Yes. The only thing I'd add as we look ahead is -- I think it's important to recognize that we manage the business on a local level. That means state by state, market by market, risk segment by risk segment. that's been the approach we've taken to improve profitability, and we're taking that same approach as we look forward in terms of growth. And I think it's -- where we're at is really two groupings of states emerging. Tom talked about the three that we've just got to get more rate and get more profitable.

And before we can even begin to think about growing and investing in growth because it just economically doesn't make sense for us, and that's California, New York, New Jersey. The rest of the states that if you divide them, there's a number of states that are already at target levels of profitability, and we're beginning to do things like make local marketing investments, leverage a lot of the capabilities we've been building with transformative growth, the momentum we've got in the exclusive agent channel, the improvements we've made in direct and the capabilities we've built there and what we're building in the independent agent channels with things like Custom 360 and nonstandard auto.
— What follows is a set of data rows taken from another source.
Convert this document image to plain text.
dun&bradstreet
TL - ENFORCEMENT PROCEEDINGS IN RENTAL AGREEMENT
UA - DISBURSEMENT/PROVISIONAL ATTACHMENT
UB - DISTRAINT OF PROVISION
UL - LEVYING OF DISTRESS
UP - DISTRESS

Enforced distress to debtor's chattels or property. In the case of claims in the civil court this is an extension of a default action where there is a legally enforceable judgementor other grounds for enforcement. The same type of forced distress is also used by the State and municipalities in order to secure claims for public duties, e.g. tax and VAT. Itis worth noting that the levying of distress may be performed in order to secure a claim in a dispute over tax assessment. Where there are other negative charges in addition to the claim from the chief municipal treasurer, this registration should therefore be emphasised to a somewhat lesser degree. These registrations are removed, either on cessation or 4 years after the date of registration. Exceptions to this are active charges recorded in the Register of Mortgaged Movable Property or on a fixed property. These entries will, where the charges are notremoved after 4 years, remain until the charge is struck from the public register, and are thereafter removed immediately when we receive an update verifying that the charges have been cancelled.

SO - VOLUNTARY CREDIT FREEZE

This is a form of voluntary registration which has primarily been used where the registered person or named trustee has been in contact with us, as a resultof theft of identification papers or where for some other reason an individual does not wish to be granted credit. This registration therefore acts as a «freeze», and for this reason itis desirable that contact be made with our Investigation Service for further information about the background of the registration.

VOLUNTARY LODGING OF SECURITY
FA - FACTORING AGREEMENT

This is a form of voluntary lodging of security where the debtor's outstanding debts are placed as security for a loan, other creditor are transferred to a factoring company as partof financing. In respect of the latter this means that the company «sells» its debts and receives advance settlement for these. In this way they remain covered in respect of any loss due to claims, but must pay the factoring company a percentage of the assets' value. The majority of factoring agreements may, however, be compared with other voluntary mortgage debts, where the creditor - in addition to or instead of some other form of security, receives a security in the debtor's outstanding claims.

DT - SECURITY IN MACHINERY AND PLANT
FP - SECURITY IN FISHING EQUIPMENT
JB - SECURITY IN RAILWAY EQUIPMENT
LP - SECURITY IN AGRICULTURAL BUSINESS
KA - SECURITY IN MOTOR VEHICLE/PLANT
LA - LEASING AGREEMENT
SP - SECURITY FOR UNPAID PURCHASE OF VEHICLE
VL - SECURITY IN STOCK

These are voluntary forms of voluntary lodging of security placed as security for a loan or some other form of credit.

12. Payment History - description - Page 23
So we feel like as a system we are much more effectively positioned to grow when the time is right for us to grow. And as we look out into 2024, we think more states will fall into that ready-to-grow category in terms of target levels of profitability. And we look forward to continuing to invest in growth in those states and leverage the capabilities we've been building with transformative growth.

Tom Wilson
Chair, President and Chief Executive Officer at Allstate

So let me close with four points, which summarize kind of the conversation we had. What's going to drive shareholder back profitability increases, strategic capital allocation great investment returns and then transform growth long-term sustainable growth. We think those four things combined make this a great opportunity. Thank you very much. We'll see you next quarter.